Dennoch: Die Kunst kam nicht zu kurz. Möglichkeiten für diesen Newsletter sind die Biennale Venedig, Christoph Büchel in der Fondazione Prada, Julie Merethu im Palazzo Grassi in Venezia, Renate Bodmer in Winterthur und Zofingen, der Rückblick auf die Schweizerischen Plastikausstellungen in Biel, Isabelle Krieg in Altdorf, Olivier Mosset/Nathalie du Pasquier resp. Jos de Gruyter & Harald Thys im Kunsthaus Biel (Pasquart), Chaim Soutine in Bern, Robert Schürch in Aarau, Paula Rego in Basel.

Die Biennale ist ein Must:

Stranieri Ovunque/Strangers Everywhere ist das Thema. Das kann man sehr verschieden interpretieren (bitte nicht mit Ausrufezeichen, sonst wird es ein SVP-Slogan!). Adriano Pedrosa – Direktor des Kunstmuseums Sao Paulo/Brasilien – meint damit primär das Ungleichgewicht im westlichen Kunstkanon, wo Künstler*innen aus Süd- und Lateinamerika, Afrika – teilweise auch den USA –  seltener des asiatischen Raumes kaum je beachtet wurden und selbst in ihren Heimatländern Aussenseiter*innen waren, weil sie indigenen Volksgruppen oder – ohne diesen Aspekt geht im Moment gar nichts! – einer queeren Community angehör(t)en. Das ist eine durchaus nachvollziehbare Haltung für den ersten südamerikanischen Biennale-Kurator, aber er strapaziert den Gedanken schon sehr! Nicht nur einmal hatte ich den Eindruck, die Biographie sei wichtiger als die künstlerische Qualität! Wobei, sich auf alle Biographien einlassen, ist gar nicht möglich bei 332 vertretenen Kunstschaffenden! Umsomehr als wir Europäer*innen von den meisten nie gehört haben und auch die kulturellen Hintergründe nicht differenziert genug kennen. Umso erstaunter habe ich reagiert als ich plötzlich einer Vielzahl von Werken von «Aloïse» (CH 1886 – 1964) begegnete, doch – klar – auch Art Brut-Kunstschaffende sind «Fremde», leben in ihrer eigenen Welt. Dasselbe gilt für Magde Gil (GB 1882-1961), von welcher ein wunderbarer Fries zu sehen ist. In gewissem Sinn gehört auch das Werk von Anna Zemankova (CSSR 1908-1986) dazu, die sich in Nachtstunden eine fiktive Pflanzenwelt erschuf; für mich ein Highlight!

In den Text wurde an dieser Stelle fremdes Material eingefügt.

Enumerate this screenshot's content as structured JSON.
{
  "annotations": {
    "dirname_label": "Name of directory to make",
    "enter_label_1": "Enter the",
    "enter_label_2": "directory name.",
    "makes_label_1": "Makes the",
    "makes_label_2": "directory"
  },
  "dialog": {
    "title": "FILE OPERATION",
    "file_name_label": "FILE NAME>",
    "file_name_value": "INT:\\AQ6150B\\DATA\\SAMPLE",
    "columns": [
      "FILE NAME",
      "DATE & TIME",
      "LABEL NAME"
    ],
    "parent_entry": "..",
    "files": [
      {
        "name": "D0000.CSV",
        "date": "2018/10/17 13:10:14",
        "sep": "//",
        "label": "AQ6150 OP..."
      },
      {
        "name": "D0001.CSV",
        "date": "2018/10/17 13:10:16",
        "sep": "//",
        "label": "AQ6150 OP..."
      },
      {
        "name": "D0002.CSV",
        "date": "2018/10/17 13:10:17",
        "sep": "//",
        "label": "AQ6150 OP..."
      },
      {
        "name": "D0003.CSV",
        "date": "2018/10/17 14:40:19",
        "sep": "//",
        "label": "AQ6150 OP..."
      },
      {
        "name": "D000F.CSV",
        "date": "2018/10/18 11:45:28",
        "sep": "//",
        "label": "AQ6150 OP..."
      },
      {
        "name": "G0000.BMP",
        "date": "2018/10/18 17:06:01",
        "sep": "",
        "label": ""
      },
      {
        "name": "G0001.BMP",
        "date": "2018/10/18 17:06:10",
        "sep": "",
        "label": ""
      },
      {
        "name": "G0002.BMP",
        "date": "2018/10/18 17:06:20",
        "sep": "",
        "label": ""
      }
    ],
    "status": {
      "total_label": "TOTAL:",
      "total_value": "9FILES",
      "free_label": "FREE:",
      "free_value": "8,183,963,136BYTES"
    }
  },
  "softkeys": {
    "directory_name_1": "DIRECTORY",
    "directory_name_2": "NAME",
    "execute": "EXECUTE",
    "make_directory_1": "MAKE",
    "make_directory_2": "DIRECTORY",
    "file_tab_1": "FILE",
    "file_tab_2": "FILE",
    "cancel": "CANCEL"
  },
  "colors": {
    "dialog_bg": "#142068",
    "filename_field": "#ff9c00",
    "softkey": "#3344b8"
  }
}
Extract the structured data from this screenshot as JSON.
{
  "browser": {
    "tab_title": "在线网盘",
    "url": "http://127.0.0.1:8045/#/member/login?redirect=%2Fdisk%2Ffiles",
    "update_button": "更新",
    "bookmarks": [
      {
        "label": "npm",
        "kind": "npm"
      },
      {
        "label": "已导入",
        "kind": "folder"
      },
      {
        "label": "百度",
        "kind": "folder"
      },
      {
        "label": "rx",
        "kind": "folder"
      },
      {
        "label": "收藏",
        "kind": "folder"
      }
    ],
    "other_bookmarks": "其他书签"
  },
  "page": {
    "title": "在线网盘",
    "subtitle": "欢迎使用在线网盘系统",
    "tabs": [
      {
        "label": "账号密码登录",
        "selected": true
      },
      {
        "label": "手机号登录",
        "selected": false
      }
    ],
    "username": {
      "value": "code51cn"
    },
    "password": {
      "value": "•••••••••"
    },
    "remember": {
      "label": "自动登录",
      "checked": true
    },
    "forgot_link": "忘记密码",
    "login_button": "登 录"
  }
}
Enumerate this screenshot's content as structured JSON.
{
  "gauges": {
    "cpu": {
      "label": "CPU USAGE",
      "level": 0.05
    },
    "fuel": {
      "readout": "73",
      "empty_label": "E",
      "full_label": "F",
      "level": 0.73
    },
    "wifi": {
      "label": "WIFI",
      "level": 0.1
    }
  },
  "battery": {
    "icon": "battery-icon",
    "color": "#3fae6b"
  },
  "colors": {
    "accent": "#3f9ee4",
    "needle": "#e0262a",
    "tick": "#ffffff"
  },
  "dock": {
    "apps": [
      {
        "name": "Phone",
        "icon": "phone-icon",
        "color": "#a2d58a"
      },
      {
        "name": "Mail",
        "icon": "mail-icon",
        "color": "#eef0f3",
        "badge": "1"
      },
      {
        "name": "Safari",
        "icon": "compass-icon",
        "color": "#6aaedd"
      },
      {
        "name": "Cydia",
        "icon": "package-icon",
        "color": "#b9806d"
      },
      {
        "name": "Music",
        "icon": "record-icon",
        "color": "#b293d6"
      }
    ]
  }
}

Das erstaunlichste ist eigentlich die retrospektive Ausrichtung. Sehr, sehr viele Künstler*innen sind noch im 19. Jh. oder dann im frühen 20. Jh. geboren. Insbesondere auch in dem der Migration von italienischen Künstlern gewidmeten Kapitel im Arsenale – eine Hommage an den Standort, international betrachtet dennoch etwas fragwürdig.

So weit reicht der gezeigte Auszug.